Anna McCloy: He just started out by saying, “Anna I love you so much.” And told Randal to “Trust in the Lord,” and for “Isabelle to stay sweet.” And that he didn’t want us to grieve long. He wanted us to be happy in life. And he signed it, “Daddy.”

Lauer: That’s a hard thing to have to say goodbye to someone on a piece of paper.

McCloy: Yeah. Yes, it is. All kinds of things you want to say and can’t.

When the rescuers finally arrived, Randy was the only miner left to save.

Lauer: Do you remember being rescued?McCloy: No, cause I had so much carbon monoxide in my lungs, I couldn’t even breath, much less, you know, speak properly.
Neurosurgeon Julian Bailes has worked with Randy since the rescue.

Julian Bailes, neurosurgeon: He was in terrible shape when he got here: in shock, collapsed left lung, in kidney failure, heart failure, liver failure. Really nothing working right and in a deep coma.

Randy had severe brain damage. But why was he alive at all? Bailes says some people are less affected by carbon monoxide than others, but that alone doesn’t explain Randy’s survival.

Bailes: In addition to that, he certainly with that degree and length of exposure had to have been in better air for the vast majority of the time that he was underground.

But how could that be? Bailes notes that Randy’s job sometimes had him working hundreds of feet from the main crew—and speculates Randy was just lucky enough to find a pocket of good air.

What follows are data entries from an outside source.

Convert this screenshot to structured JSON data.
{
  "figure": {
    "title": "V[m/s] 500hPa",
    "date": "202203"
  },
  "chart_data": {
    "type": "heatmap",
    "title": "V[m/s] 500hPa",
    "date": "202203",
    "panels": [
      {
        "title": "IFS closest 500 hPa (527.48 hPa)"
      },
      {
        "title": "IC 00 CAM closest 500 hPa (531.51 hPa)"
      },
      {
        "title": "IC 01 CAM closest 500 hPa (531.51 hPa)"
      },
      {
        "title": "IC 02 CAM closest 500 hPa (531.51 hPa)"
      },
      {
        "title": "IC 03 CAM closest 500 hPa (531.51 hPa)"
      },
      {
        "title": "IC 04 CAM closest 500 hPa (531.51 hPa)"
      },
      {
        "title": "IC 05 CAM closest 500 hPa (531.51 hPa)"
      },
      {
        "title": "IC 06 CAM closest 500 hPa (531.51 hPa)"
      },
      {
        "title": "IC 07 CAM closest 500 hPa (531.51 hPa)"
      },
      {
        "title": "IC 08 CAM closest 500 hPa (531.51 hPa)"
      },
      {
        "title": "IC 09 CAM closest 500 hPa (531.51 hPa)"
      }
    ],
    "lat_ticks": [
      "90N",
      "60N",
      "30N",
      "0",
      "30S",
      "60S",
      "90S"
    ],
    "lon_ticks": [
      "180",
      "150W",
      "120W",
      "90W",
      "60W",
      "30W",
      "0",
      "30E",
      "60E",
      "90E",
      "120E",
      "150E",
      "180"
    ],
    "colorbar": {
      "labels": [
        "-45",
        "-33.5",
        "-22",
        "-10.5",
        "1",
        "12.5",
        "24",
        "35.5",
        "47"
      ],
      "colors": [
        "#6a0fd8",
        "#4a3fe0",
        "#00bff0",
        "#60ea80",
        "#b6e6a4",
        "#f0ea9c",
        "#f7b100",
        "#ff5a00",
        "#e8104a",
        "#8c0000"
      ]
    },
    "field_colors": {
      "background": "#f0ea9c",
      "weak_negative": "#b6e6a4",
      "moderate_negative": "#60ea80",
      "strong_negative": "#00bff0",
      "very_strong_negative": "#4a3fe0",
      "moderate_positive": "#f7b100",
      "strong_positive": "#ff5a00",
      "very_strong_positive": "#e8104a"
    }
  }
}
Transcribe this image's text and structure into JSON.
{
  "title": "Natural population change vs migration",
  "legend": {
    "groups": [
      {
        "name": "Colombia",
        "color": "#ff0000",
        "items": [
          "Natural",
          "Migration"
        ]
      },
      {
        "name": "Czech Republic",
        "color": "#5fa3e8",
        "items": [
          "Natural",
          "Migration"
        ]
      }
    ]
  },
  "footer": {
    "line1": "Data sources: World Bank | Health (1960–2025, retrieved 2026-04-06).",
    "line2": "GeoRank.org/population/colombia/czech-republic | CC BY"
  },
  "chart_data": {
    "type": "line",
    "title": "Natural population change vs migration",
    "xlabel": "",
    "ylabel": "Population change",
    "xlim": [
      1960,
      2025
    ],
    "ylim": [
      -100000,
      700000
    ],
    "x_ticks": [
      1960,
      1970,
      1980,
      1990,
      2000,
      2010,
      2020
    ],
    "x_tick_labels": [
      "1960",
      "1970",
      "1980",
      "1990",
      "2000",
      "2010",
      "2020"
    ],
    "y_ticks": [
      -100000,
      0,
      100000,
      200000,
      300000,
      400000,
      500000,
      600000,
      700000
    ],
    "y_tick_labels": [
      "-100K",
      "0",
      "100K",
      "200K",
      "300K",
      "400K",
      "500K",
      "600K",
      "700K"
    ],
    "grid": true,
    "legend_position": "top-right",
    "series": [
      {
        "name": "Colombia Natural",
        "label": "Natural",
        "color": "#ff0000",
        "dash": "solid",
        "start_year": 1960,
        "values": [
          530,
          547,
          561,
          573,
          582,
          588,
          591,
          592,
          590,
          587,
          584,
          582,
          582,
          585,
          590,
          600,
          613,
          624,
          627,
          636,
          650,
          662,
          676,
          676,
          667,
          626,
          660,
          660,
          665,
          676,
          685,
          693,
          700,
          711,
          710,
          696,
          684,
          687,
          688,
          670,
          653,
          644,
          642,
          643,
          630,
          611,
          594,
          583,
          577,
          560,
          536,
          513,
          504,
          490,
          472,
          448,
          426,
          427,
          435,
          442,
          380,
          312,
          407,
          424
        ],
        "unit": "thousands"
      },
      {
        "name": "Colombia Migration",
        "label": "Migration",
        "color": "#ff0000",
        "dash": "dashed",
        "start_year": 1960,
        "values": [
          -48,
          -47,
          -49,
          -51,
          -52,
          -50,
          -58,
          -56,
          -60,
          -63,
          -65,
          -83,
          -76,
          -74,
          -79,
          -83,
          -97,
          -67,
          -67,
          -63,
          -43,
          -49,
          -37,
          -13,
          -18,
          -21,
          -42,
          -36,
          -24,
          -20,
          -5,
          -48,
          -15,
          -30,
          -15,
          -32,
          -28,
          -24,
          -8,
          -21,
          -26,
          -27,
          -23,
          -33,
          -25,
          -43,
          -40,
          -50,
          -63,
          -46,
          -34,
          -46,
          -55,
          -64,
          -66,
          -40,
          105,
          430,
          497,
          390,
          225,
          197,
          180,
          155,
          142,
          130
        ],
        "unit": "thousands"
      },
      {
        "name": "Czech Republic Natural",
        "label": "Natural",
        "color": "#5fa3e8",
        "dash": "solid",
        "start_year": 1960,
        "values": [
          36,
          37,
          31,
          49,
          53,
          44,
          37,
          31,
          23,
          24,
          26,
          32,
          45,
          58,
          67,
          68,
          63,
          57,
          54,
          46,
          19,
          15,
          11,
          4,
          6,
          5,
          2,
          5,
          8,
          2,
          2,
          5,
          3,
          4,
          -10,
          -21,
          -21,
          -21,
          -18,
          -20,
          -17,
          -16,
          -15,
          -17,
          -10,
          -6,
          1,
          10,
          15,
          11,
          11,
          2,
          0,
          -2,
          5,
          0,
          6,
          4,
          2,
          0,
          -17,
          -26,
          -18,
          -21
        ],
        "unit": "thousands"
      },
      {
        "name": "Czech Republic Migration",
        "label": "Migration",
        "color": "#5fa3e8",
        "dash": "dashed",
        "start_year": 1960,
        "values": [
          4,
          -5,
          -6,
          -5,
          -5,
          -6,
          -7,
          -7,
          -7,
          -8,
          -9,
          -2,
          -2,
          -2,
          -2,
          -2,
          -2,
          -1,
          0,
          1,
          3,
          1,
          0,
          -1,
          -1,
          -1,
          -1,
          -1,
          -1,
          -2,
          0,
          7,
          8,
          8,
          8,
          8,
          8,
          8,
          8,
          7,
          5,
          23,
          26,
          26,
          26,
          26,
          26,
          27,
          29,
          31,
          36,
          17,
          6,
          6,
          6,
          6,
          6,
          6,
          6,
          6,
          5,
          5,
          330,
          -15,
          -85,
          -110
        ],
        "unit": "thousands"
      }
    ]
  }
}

But Bailes’ theory has a flaw: Randy was reportedly found with the other miners.

Bailes: I just think that for whatever reason, and some have said it’s a miracle, and maybe it’s part miracle, but Randy survived and has come through it better than we expected at first.

There’s that word “miracle” again.

Lauer: So then, do you think faith played a big role in this?

McCloy: That’s possible.Anna McCloy: Yeah. I think, yeah. A very big part of it.
It’s easy to see, part of their faith, is in each other.

Lauer: So what was the first time when you realized ok, he knows that it’s me?

Anna McCloy: I was talking to him and I told him, “Randy I know that you can’t talk right now, but if you know who I am, just give me one kiss. And he kissed me.”

Lauer: Did he lean up and do that or did he kiss your hand?Anna McCloy: No, he leaned up—he leaned his head toward me.

Lauer: How hard did you cry? I’m almost crying.

Anna McCloy: I lost it you know I didn’t, I never expected that.

Long before Randy could speak, he could signal his love for Anna.

Lauer: Anna tells a story that at one point in this process you—you reached over and you grabbed her hand and you gestured toward her wedding ring and you shook your head and then you held your own hand up and you didn’t have your wedding ring on. And—

McCloy: I made a comparison there, I believe that’s what you’re getting at.

Lauer: And basically, you wanted your ring back on?

McCloy: Right.

….. Tonight, for the first time in many a Sunday, Randy McCloy is home with his wife and kids… at home, on Miracle Road.